Ateşkesin ardından, öldürülme riski olduğundan daha önce mümkün olduğunca dışarı çıkmayan Gazze'deki Filistinliler, İsrail'in ne yaptığını daha iyi görmek için mahallelerinde dolaştılar.
İnsanlar, İsrail'in yıktığı apartmanlardan kalan büyük beton yığınlarını görmek için duruyordu. Bazı yerlerde enkaz sokakları tıkamıştı. Buldozer operatörleri fazla mesai yaptı. Buldukları hiçbir şey aslında şaşırtıcı değildi. Neler olduğu uzun uzun televizyonlarda gösterilmişti. Ancak insanlar yaşananları kendi gözleriyle görmek istiyordu.

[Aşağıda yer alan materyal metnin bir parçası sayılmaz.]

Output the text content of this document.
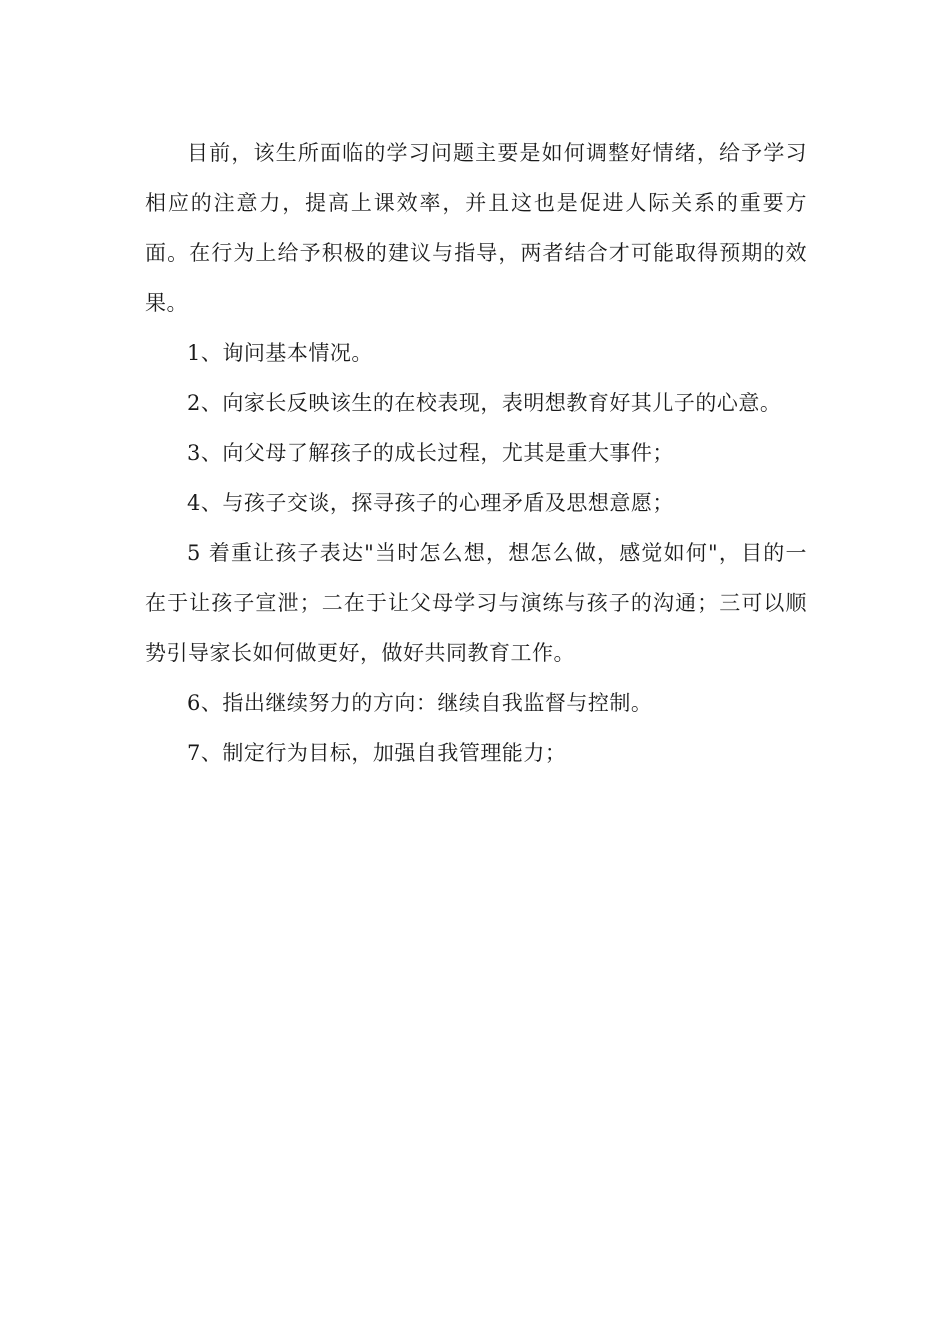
目前，该生所面临的学习问题主要是如何调整好情绪，给予学习相应的注意力，提高上课效率，并且这也是促进人际关系的重要方面。在行为上给予积极的建议与指导，两者结合才可能取得预期的效果。

1、询问基本情况。

2、向家长反映该生的在校表现，表明想教育好其儿子的心意。

3、向父母了解孩子的成长过程，尤其是重大事件；

4、与孩子交谈，探寻孩子的心理矛盾及思想意愿；

5 着重让孩子表达"当时怎么想，想怎么做，感觉如何"，目的一在于让孩子宣泄；二在于让父母学习与演练与孩子的沟通；三可以顺势引导家长如何做更好，做好共同教育工作。

6、指出继续努力的方向：继续自我监督与控制。

7、制定行为目标，加强自我管理能力；
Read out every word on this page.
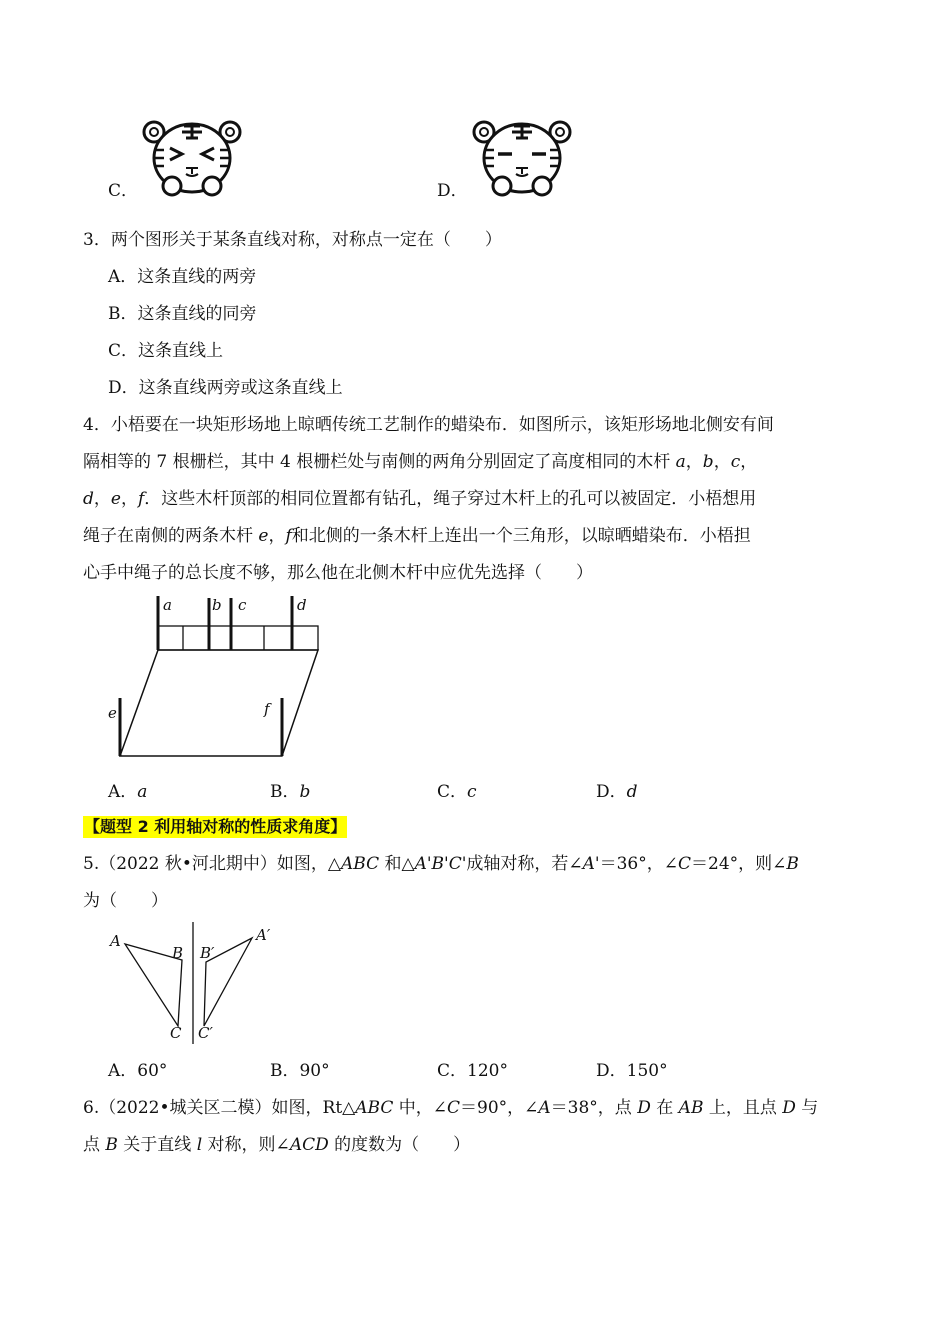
C．	D．
3．两个图形关于某条直线对称，对称点一定在（　　）
A．这条直线的两旁
B．这条直线的同旁
C．这条直线上
D．这条直线两旁或这条直线上
4．小梧要在一块矩形场地上晾晒传统工艺制作的蜡染布．如图所示，该矩形场地北侧安有间
隔相等的 7 根栅栏，其中 4 根栅栏处与南侧的两角分别固定了高度相同的木杆 a，b，c，
d，e，f．这些木杆顶部的相同位置都有钻孔，绳子穿过木杆上的孔可以被固定．小梧想用
绳子在南侧的两条木杆 e，f和北侧的一条木杆上连出一个三角形，以晾晒蜡染布．小梧担
心手中绳子的总长度不够，那么他在北侧木杆中应优先选择（　　）
a	b c	d
e	f
A．a	B．b	C．c	D．d
【题型 2 利用轴对称的性质求角度】
5.（2022 秋•河北期中）如图，△ABC 和△A'B'C'成轴对称，若∠A'＝36°，∠C＝24°，则∠B
为（　　）
A
B
C
B′
A′
C′
A．60°	B．90°	C．120°	D．150°
6.（2022•城关区二模）如图，Rt△ABC 中，∠C＝90°，∠A＝38°，点 D 在 AB 上，且点 D 与
点 B 关于直线 l 对称，则∠ACD 的度数为（　　）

Gazze'deki Han Yunus'ta, İsrail'n hedef aldığı tünellerde öldürdüğü dokuz savaşçının cenazelerine gittim.
İsrailli siyasetçiler ve komutanlar, Gazze'de Hamas ve diğer daha küçük örgütler tarafından yönetilen, kendi ifadeleriyle "terör altyapısına" ağır hasar verdiklerini iddia ediyor. Binalardaki hasar açıkça görülebiliyor. Yeraltındaki askeri tesisleri göremedim, ancak burada konuşulanlara bakılırsa Hamas, mensuplarının yeraltında güvende olduklarını düşünürken, İsrail tarafından öldürülebilmesi karşısında şoke oldu.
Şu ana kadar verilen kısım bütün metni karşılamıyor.